U.S. employment rose by 223,000 jobs last month, and the unemployment rate fell to 5.4 percent, the Labor Department said Friday, as the economy rebounded after a sharp hiring downturn in March. The report was expected to show that employers added 224,000 jobs in April, according to analysts polled by Thomson Reuters.
The U.S. economy had added far fewer jobs in March, when it recorded the weakest pace of job growth since 2013. The economy had previously added at least 200,000 jobs per month for 12 consecutive months, a feat not seen in 20 years.
Despite a comparatively stronger April jobs report, market analysts put the kibosh on any expectation the U.S. Federal Reserve would raise interest rates in June as a result of March’s disappointing data. The change in total nonfarm payroll employment for March was revised downward to 85,000 from 126,000 jobs.
Coupled with the disappointing report on the U.S. gross domestic product in the first quarter, the weak March jobs report indicates the Fed will likely wait to raise rates until after its June meeting. The central bank’s policymaking committee met last week and kept interest rates at historic lows.
“It’s highly unlikely that the Federal Reserve will announce raising rates at their June meeting,” said Mark Hamrick, Washington bureau chief at Bankrate.com. “But with that said, the policy members would really like to get at least one rate increase, or two, under their collective belts this year, just so they can have that silver bullet in the gun in case things really fell out of bed and have the ammunition for a rate cut,” he said.
“Right now, their only other option is to go back to quantitative easing, and they would have strong distaste for having to go back down that route again,” Hamrick said.
What’s hidden below the employment data is a prime indicator the government isn’t talking about -- the extent to which good jobs are being lost, said Gary Chaison, professor of industrial relations at Clark University. He suggested the U.S. economy is continuing to see good manufacturing jobs being replaced by less secure, less lucrative service jobs.
America’s manufacturing sector lost 1,000 jobs in March, the Labor Department said in April, continuing a decades-long slide. Manufacturing accounts for about 8 percent of U.S. jobs now, down from roughly one-third of them in the early 1970s.
“Essentially, all we’re doing is creating a generation of 50-year-old hamburger flippers, and that’s very bad news,” Chaison said.
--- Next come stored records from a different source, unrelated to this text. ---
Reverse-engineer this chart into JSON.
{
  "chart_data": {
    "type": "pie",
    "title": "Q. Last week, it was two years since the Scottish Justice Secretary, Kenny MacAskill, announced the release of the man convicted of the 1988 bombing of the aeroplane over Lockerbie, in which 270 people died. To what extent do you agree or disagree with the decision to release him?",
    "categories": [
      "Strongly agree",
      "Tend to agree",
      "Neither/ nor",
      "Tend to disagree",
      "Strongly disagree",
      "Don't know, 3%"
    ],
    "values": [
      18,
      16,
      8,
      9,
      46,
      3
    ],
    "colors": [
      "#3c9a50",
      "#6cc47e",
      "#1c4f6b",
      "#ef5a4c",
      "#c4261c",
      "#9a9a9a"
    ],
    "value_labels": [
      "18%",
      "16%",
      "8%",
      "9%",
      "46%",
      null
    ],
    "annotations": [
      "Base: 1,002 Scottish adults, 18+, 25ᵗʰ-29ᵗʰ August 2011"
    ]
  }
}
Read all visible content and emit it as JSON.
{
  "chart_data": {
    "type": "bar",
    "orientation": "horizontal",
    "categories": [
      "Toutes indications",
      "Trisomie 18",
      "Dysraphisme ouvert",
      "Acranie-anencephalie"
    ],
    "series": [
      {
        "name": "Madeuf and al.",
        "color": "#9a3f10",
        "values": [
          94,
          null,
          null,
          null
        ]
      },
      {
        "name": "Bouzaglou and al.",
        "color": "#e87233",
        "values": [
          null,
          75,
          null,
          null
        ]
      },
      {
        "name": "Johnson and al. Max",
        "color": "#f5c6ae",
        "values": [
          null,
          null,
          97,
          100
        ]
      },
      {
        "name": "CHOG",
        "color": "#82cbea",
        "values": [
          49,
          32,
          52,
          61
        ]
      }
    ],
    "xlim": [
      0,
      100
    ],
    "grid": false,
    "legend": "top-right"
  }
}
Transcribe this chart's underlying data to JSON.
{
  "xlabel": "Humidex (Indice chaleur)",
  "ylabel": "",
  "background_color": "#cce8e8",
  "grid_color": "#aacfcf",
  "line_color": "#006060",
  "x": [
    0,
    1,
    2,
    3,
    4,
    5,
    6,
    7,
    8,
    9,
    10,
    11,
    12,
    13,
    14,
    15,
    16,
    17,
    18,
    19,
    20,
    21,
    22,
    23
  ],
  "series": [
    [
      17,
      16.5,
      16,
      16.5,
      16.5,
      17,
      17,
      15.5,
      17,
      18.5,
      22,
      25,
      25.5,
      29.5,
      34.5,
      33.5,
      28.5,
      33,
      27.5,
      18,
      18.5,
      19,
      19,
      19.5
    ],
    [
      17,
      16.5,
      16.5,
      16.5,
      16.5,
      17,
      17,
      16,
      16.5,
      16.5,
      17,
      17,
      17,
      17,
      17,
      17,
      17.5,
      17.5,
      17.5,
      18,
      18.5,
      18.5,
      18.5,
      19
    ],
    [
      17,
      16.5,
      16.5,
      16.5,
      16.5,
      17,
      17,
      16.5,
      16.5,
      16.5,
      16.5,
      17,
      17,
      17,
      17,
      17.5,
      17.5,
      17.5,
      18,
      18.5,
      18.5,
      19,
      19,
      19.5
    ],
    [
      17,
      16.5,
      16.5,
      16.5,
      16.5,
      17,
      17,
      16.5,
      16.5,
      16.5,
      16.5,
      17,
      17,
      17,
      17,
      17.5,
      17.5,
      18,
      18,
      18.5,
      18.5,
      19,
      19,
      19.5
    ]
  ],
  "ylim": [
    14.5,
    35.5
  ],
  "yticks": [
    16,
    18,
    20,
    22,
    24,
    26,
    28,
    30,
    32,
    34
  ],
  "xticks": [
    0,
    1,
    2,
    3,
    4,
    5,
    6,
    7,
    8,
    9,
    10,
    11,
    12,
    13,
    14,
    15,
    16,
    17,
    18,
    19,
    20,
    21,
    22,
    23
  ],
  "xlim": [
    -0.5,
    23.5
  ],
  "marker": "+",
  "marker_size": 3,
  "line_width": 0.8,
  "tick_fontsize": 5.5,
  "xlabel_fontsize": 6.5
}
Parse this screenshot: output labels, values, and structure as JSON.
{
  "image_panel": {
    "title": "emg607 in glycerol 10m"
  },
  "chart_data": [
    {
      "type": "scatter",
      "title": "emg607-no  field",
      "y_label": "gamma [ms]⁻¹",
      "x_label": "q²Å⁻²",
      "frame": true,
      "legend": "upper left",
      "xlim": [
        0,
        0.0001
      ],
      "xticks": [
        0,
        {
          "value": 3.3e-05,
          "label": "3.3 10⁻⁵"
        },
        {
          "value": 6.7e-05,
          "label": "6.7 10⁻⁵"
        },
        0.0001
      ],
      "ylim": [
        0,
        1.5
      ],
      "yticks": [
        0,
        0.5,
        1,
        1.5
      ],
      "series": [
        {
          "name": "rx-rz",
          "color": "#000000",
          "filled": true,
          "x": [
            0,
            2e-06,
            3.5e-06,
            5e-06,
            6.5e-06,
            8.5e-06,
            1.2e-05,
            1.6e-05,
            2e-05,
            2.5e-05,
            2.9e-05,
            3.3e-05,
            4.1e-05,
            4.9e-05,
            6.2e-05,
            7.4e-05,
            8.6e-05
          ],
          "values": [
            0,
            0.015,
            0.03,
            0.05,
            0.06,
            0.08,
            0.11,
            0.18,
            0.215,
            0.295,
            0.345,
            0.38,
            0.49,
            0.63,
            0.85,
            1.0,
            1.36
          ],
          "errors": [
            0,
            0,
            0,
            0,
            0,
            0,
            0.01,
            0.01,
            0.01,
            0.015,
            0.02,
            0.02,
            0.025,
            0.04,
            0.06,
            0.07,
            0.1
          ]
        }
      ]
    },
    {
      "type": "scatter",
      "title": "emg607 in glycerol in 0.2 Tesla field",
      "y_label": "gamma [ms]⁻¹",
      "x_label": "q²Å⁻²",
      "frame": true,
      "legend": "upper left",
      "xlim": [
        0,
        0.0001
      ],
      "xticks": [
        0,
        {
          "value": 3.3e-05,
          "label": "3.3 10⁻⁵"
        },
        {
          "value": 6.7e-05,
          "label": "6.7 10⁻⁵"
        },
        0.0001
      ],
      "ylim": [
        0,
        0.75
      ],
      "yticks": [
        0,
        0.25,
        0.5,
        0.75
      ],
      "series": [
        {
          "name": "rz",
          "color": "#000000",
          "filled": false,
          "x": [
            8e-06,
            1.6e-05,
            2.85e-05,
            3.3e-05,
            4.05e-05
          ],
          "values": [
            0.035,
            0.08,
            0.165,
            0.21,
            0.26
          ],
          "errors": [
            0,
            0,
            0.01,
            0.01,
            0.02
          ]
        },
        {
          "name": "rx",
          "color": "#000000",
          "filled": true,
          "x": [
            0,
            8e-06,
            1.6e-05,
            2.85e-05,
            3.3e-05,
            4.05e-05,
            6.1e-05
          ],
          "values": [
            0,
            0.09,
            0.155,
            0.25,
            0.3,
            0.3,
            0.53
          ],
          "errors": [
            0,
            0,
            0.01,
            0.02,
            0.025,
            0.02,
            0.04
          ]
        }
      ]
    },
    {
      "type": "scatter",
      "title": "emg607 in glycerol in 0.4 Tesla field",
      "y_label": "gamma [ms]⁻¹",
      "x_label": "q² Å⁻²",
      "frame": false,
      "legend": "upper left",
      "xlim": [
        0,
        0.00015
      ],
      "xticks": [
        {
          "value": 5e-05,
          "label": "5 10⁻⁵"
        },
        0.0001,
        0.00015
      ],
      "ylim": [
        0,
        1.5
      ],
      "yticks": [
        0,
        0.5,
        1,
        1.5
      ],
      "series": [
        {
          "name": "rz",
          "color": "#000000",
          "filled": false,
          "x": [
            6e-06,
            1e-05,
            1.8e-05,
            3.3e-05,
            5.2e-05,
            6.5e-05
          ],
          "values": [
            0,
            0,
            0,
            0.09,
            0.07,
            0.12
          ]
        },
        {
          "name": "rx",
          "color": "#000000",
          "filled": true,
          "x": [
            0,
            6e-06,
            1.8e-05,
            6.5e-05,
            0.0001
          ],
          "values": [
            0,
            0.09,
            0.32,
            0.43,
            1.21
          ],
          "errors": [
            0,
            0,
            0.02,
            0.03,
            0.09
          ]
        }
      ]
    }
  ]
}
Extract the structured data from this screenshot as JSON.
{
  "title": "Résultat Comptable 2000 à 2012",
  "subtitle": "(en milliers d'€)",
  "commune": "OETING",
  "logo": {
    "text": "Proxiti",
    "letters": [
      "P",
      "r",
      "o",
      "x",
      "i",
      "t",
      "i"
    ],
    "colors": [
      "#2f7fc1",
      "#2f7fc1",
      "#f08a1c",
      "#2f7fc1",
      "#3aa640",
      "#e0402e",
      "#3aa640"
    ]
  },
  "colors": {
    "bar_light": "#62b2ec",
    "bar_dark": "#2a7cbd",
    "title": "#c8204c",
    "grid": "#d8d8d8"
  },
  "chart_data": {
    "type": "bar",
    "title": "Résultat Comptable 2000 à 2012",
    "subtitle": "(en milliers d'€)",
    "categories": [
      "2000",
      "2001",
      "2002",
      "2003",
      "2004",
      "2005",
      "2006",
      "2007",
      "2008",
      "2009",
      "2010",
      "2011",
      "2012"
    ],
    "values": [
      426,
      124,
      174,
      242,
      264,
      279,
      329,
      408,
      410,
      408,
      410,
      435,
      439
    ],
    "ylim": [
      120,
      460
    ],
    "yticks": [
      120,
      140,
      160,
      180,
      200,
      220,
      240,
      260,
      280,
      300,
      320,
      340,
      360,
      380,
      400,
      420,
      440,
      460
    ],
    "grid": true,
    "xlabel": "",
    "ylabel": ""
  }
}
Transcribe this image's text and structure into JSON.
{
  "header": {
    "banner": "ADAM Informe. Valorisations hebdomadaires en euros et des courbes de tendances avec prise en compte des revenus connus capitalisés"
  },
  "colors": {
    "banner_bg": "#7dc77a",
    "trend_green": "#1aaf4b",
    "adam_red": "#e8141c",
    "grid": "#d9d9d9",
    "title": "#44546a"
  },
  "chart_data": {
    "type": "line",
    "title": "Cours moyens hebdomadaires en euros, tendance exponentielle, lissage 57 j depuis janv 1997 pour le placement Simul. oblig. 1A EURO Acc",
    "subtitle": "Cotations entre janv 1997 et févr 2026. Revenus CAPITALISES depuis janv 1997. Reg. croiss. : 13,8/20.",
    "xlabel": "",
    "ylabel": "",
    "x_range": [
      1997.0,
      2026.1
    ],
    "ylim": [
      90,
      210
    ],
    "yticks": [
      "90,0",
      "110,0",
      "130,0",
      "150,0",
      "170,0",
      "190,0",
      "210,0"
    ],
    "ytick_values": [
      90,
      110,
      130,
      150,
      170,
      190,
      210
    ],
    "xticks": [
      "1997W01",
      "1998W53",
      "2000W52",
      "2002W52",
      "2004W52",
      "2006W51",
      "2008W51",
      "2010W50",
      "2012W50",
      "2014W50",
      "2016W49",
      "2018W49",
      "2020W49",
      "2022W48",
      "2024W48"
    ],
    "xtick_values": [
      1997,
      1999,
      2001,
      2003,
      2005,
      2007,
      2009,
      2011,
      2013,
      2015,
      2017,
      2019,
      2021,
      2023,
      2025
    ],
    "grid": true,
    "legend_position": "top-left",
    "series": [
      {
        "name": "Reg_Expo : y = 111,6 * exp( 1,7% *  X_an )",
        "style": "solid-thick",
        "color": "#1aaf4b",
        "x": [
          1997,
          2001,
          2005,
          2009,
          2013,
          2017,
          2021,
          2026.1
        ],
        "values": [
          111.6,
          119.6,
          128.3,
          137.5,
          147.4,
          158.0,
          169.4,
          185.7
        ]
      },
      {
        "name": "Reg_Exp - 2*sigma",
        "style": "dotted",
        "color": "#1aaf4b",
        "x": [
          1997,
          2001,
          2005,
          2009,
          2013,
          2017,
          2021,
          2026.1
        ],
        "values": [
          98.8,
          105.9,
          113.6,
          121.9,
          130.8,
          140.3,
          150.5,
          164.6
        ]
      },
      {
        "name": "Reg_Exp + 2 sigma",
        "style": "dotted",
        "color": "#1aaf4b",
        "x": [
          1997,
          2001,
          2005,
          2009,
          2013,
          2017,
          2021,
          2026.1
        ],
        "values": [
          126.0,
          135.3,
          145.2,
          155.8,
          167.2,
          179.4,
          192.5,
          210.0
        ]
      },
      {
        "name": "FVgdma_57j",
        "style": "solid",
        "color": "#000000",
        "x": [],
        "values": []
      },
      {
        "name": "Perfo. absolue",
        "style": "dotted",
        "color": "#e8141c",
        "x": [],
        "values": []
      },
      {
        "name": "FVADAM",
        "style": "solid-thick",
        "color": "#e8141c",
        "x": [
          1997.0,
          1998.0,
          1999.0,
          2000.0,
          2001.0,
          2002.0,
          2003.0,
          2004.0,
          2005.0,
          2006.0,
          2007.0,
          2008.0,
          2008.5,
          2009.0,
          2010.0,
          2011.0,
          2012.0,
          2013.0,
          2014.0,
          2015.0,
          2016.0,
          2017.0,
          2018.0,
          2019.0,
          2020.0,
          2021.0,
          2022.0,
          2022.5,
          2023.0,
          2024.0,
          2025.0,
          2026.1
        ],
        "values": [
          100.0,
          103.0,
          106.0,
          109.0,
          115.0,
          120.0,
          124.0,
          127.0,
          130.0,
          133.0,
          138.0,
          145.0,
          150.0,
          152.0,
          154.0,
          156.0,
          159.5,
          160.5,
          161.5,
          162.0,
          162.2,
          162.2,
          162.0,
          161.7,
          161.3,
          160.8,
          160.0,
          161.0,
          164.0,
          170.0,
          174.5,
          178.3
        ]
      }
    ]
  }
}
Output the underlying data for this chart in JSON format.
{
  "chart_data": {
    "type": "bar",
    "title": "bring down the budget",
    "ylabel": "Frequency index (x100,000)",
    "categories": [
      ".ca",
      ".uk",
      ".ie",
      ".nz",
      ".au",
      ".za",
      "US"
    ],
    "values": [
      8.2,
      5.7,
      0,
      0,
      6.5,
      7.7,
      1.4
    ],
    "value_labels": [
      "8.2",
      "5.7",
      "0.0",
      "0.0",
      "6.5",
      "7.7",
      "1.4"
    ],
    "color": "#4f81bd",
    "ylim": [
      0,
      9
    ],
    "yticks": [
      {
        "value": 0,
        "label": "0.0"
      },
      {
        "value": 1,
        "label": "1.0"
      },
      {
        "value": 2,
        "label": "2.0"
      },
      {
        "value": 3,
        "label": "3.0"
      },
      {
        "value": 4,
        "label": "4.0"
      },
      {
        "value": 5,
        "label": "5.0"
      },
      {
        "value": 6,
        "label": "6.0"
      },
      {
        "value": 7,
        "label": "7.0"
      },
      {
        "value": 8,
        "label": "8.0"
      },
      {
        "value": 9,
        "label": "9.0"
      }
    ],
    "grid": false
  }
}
The good manufacturing jobs that helped Americans enter the middle class are increasingly becoming a thing of the past. “If anything, it’s becoming a historical artifact,” he said.
The number of Americans who have been out of work for 27 weeks or longer was essentially unchanged last month, at 2.5 million, constituting 29 percent of the unemployed. The average hourly earnings for private-sector workers rose by 3 cents to $24.87. For most workers, however, real wages have fallen or remained flat for more than three decades.
Meanwhile, many Americans who work part-time jobs want to work full time, and nearly two-thirds who are able to work have dropped out of the labor force, the highest proportion opting out of the workforce since the 1970s. The labor-force participation rate was little changed at 62.8 percent, according to the report released Friday.